Better Heat Resistance Than Polymer Frames
Compared with many polymer support parts, 95% alumina maintains better shape stability near heaters, hot modules or furnace-adjacent equipment areas where softening, creep or thermal distortion may affect assembly reliability.
Inorganic and Chemically Stable Surface
The alumina ceramic frame is based on an inorganic ceramic body without volatile organic compounds, making it a stable, inert choice for devices where outgassing or contamination must be minimized.

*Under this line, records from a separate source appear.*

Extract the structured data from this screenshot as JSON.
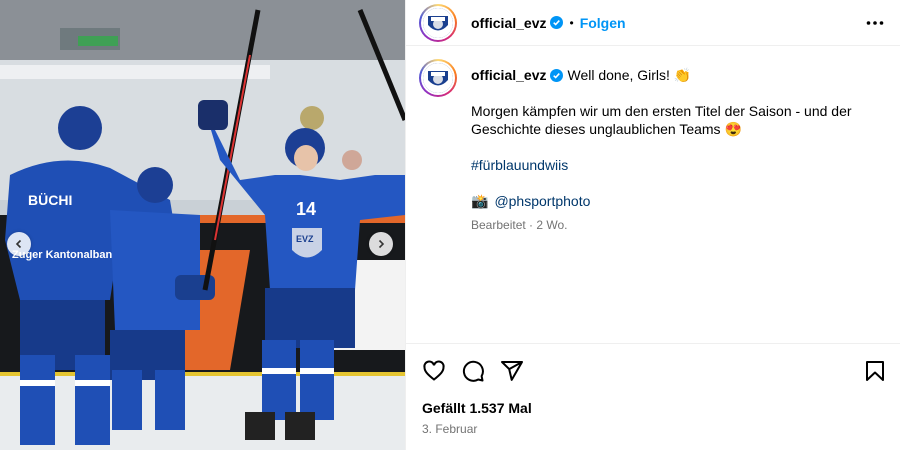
{
  "post": {
    "username": "official_evz",
    "follow_label": "Folgen",
    "separator": "•",
    "caption_title": "Well done, Girls! 👏",
    "caption_text": "Morgen kämpfen wir um den ersten Titel der Saison - und der Geschichte dieses unglaublichen Teams 😍",
    "hashtag": "#fürblauundwiis",
    "credit_icon": "📸",
    "credit_handle": "@phsportphoto",
    "edited_label": "Bearbeitet · 2 Wo.",
    "likes": "Gefällt 1.537 Mal",
    "date": "3. Februar"
  },
  "photo": {
    "jersey_number": "14",
    "jersey_name": "BÜCHI",
    "sponsor": "Zuger Kantonalbank",
    "crest": "EVZ"
  },
  "icons": {
    "verified": "verified-badge-icon",
    "more": "more-options-icon",
    "like": "heart-icon",
    "comment": "comment-icon",
    "share": "share-icon",
    "save": "bookmark-icon",
    "prev": "chevron-left-icon",
    "next": "chevron-right-icon"
  },
  "colors": {
    "accent": "#0095f6",
    "link": "#00376b",
    "muted": "#737373",
    "jersey": "#1f4fb5"
  }
}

Alumina Ceramic Frame Properties
| Property | Unit | 96% Al₂O₃ | 99% Al₂O₃ | 99.5% Al₂O₃ | 99.6% Al₂O₃ | 99.7% Al₂O₃ | 99.8% Al₂O₃ | 99.9% Al₂O₃ | 99.99% Al₂O₃ |
| Alumina content | % | 96 | 99 | 99.5 | 99.6 | 99.7 | 99.8 | 99.9 | 99.99 |
| Density | g/cm³ | 3.6-3.75 | 3.83 | 3.89 | 3.91 | 3.92 | 3.93 | 3.94 | 3.98 |
| Color | – | white | Ivory | Ivory | Ivory | Ivory | Ivory | Ivory | Ivory |
| Water absorption | % | 0 | 0 | – | 0 | 0 | 0 | 0 | 0 |
| Young’s modulus (Elastic modulus) | GPa | 300 | 350 | 375 | 356 | 357 | 358 | 359 | 362 |
| Shear modulus | GPa | – | – | 152 | – | – | – | – | – |
| Bulk modulus | GPa | – | – | 228 | – | – | – | – | – |
| Poisson’s ratio | – | – | – | 0.22 | – | – | – | – | – |
| Compressive strength | MPa | 1910 | 2210 | 2600 | 2552 | 2554 | 2556 | 2558 | 2570 |
| Flexural strength | MPa | 260 | 300 | 379 | 312 | 313 | 314 | 315 | 320 |
| Fracture toughness | MPa·m¹ᐟ² | – | – | 4 | – | – | – | – | – |
| Hardness | GPa | 14.5 | 17 | 17 | 23 | 24 | 25 | 26 | 30 |
| Thermal conductivity | W/m·K | 22 | 24 | 35 | 32–37 | 33–38 | 34–39 | 35–40 | 36–42 |
| Thermal shock resistance ΔT | °C | – | – | – | 222 | 223 | 224 | 225 | 228 |
| Maximum use temperature (no load) | °C | 1450 | 1680 | ≤1750 | 1755 | 1760 | 1765 | 1770 | 1800 |
| Coefficient of thermal expansion | 10⁻⁶/°C | 7.6 | 7.6 | 8.4 | – | – | – | – | – |
| Volume resistivity | Ω·cm | >1×10¹⁴ | >1×10¹⁴ | >1×10¹⁴ | >1×10¹⁴ | >1×10¹⁴ | >1×10¹⁴ | >1×10¹⁴ | >1×10¹⁴ |
| Dielectric constant (relative permittivity) | – | 9.2 | 9.5 | 9.8 | 9.83 | 9.84 | 9.85 | 9.86 | 9.92 |
| Dielectric strength | kV/mm | 15 | 19 | 16.9 | 23.2 | 23.4 | 23.6 | 23.8 | 24 |
| Dissipation factor (loss factor @ 1 kHz) | – | – | – | 0.0002 | – | – | – | – | – |
Alumina Ceramic Frame Specifications
Type 1: Rectangle Alumina Ceramic Frame
| Rectangle Alumina Ceramic Frame | |||||
| Item No. | A(mm) | B(mm) | Width (mm) | Height (mm) | Purity (%) |
| AT-CF-F001 | 20 | 30 | 3 | 4 | 96-99 |
| AT-CF-F002 | 45 | 62 | 5 | 5 | 96-99 |
| AT-CF-F003 | 70 | 80 | 4 | 6 | 96-99 |
| AT-CF-F004 | 106 | 120 | 5 | 12 | 96-99 |
| AT-CF-F005 | 160 | 100 | 10 | 8 | 96-99 |
| AT-CF-F006 | 200 | 180 | 20 | 35 | 96-99 |
Type 2: Square Alumina Ceramic Frame
| Square Alumina Ceramic Frame | ||||
| Item No. | A = B (mm) | Width (mm) | Height (mm) | Purity (%) |
| AT-CF-Z001 | 20 | 5 | 5 | 96-99 |
| AT-CF-Z002 | 25 | 4 | 3 | 96-99 |
| AT-CF-Z003 | 30 | 3.5 | 8 | 96-99 |
| AT-CF-Z004 | 45 | 4.8 | 7.5 | 96-99 |
| AT-CF-Z005 | 60 | 12 | 16 | 96-99 |
| AT-CF-Z006 | 75 | 20 | 20 | 96-99 |
| AT-CF-Z007 | 86 | 15 | 15 | 96-99 |
| AT-CF-Z008 | 120 | 45 | 16 | 96-99 |
| AT-CF-Z009 | 130 | 30 | 18 | 96-99 |
Packaging for Alumina Ceramic Frames
- Each alumina ceramic frame should be separated and protected to avoid edge impact, corner chipping and ceramic-to-ceramic contact during transport. Thin walls, machined windows, holes and polished surfaces can be packed with foam positioning, face protection and reinforced outer cartons according to order requirements.